Marie Sklodowska Curie died on 4th July 1934, from leukaemia, almost certainly caused by her experiments and repeated exposure to X-rays on the battlefields of France.
She was buried in lead-lined coffin in a cemetery on the outskirts of Paris.
Only in 1995 did the French government give Curie the recognition she deserves, ordering that her body be brought here, to the Pantheon, the final resting place of the country’s greatest heroes: the first woman to receive this honour in her own right.
Chris Packham explains how Marie Curie’s discovery of polonium and radium changed atomic theory and how her study of radioactivity helped doctors use X-rays to save thousands of lives.
In 1891, Marie Curie left Poland (note that the country where Marie Curie lived was at that time controlled by the Russian Empire, following The Congress of Vienna in 1815) and travelled to Paris to study at the Sorbonne.
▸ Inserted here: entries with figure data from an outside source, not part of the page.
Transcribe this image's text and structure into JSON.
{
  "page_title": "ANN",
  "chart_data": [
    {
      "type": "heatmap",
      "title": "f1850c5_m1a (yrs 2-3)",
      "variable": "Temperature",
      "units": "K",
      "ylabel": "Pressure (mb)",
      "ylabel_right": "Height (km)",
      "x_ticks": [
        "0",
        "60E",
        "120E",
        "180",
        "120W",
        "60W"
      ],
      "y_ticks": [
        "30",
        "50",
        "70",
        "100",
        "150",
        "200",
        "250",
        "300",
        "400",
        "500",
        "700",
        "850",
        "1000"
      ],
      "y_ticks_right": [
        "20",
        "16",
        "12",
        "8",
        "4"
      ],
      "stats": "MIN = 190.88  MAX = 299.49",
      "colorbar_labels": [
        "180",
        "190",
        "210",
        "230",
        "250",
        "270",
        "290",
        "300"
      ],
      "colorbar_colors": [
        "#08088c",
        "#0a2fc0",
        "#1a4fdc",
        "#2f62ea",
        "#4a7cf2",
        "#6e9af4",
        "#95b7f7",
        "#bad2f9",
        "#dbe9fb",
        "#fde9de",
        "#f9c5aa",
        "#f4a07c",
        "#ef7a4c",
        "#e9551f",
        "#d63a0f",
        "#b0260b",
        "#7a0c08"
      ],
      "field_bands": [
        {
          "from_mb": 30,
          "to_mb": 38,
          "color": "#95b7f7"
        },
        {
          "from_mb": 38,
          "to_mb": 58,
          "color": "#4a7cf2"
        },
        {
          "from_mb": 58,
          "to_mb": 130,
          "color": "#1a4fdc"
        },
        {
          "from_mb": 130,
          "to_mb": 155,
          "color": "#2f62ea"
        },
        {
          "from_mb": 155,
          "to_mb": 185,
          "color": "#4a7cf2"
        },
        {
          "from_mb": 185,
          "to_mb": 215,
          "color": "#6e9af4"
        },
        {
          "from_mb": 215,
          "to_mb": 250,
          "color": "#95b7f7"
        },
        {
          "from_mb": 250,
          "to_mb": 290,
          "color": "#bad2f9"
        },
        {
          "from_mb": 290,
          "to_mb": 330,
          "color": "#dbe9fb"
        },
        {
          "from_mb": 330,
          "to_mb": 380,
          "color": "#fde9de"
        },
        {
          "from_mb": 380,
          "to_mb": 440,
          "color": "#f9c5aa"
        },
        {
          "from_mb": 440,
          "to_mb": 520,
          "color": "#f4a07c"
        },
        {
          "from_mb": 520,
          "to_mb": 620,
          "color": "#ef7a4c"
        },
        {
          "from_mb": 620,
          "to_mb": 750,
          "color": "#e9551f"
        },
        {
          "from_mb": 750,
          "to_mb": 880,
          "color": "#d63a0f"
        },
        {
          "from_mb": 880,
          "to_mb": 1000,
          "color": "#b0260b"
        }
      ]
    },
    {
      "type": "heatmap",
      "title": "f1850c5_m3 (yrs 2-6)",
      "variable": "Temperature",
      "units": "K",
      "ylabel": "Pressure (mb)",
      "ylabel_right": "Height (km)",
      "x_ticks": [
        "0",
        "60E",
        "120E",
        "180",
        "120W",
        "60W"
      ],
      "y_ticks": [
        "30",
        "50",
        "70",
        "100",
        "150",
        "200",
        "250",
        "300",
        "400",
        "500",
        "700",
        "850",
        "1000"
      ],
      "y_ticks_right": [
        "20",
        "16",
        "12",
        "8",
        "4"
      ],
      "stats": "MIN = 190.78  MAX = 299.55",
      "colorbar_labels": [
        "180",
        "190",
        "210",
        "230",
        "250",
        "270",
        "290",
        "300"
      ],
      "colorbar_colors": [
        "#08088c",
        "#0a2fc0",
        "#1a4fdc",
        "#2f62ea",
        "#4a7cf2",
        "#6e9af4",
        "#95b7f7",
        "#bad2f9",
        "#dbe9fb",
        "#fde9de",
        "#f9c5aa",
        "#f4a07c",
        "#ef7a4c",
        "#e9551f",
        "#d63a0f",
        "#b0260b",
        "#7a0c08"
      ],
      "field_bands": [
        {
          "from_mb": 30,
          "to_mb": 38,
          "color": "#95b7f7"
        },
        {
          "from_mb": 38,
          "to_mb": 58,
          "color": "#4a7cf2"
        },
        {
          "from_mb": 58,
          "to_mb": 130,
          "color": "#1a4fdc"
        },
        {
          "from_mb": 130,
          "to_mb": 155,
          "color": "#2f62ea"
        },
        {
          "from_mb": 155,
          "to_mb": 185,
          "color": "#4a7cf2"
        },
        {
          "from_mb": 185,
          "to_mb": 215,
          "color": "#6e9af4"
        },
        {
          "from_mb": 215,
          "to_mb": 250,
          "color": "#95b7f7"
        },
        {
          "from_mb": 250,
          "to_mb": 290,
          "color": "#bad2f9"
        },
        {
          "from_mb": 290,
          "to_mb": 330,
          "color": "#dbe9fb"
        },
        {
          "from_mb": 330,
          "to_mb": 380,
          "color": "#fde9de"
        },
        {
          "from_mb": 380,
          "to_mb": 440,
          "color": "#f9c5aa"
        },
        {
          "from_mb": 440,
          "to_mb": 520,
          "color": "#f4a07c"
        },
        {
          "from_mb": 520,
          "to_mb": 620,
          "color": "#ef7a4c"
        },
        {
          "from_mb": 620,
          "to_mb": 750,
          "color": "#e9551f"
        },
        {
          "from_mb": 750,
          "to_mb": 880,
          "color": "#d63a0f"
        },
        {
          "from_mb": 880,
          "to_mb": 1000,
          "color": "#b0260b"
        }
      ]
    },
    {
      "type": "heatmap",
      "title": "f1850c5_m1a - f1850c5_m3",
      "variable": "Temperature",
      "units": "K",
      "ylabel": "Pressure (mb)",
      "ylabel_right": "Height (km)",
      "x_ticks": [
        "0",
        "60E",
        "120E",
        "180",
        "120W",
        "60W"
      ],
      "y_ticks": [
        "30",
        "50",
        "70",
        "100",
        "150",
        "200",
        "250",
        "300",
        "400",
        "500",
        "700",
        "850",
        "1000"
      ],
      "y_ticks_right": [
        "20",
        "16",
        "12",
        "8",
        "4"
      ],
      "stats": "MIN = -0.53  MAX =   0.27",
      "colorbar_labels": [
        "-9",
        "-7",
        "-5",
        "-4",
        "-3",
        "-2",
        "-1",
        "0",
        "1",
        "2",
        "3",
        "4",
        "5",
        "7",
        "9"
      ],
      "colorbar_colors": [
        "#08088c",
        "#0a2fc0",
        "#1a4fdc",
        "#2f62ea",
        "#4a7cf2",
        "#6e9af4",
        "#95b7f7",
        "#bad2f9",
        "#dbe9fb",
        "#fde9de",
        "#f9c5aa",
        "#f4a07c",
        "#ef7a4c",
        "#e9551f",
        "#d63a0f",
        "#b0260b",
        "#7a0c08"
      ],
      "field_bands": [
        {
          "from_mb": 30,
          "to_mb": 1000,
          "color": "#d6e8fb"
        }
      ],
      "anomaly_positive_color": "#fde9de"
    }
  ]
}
Instead of chasing academic prizes, Curie wanted to study areas of science that were being ignored by her male colleagues - including radioactivity.
Curie studied rocks containing uranium, which at that point, was the only known radioactive material.
Curie discovered a sample which gave off three hundred times as much radiation as the rest and named it Polonium, after her native country Poland.
Six months later she discovered an even more powerful element, Radium. She realised this element could be used to attack cancer cells.
She also concluded that something went from inside the matter itself that changed it and emitted energy, which paved the way for scientists later to split the atom and build the first nuclear reactor.
During the First World War, when Marie Curie learnt that the army only had one X-ray machine, she raised funds and resources and took mobile X-ray machines to the battlefields.
The ability of doctors to X-ray wounds saved thousands of lives and lead to civilian use of X-ray technology.
Marie Curie died in 1934 from leukaemia, almost certainly caused by her experiments and repeated exposure to X-rays on the battlefields of France.
In 1995 the French government moved her body to the Pantheon, the final resting place of the country’s greatest heroes. She was the first woman to receive this honour in her own right.
This short film is from the BBC series, Icons.
Teacher Notes
Key Stage 3 - History
This short film could be used to discuss:
- Key figures in the 20th century
- The history of medicine
- WW1 battlefields
- Atomic history
- The history of women in 20th century
- The history of women in science
- 20th century science history.
Key Stage 3 - Science
This short film could be used in a science class to introduce:
- The discovery of Polonium or Radium
- Women in science
- Early uses of radiography
- Medicine on the battlefield
- Early theories of the atom
Curriculum Notes
This short film is suitable for teaching history and science at KS3 in England, Wales and Northern Ireland and Third and Fourth Level in Scotland.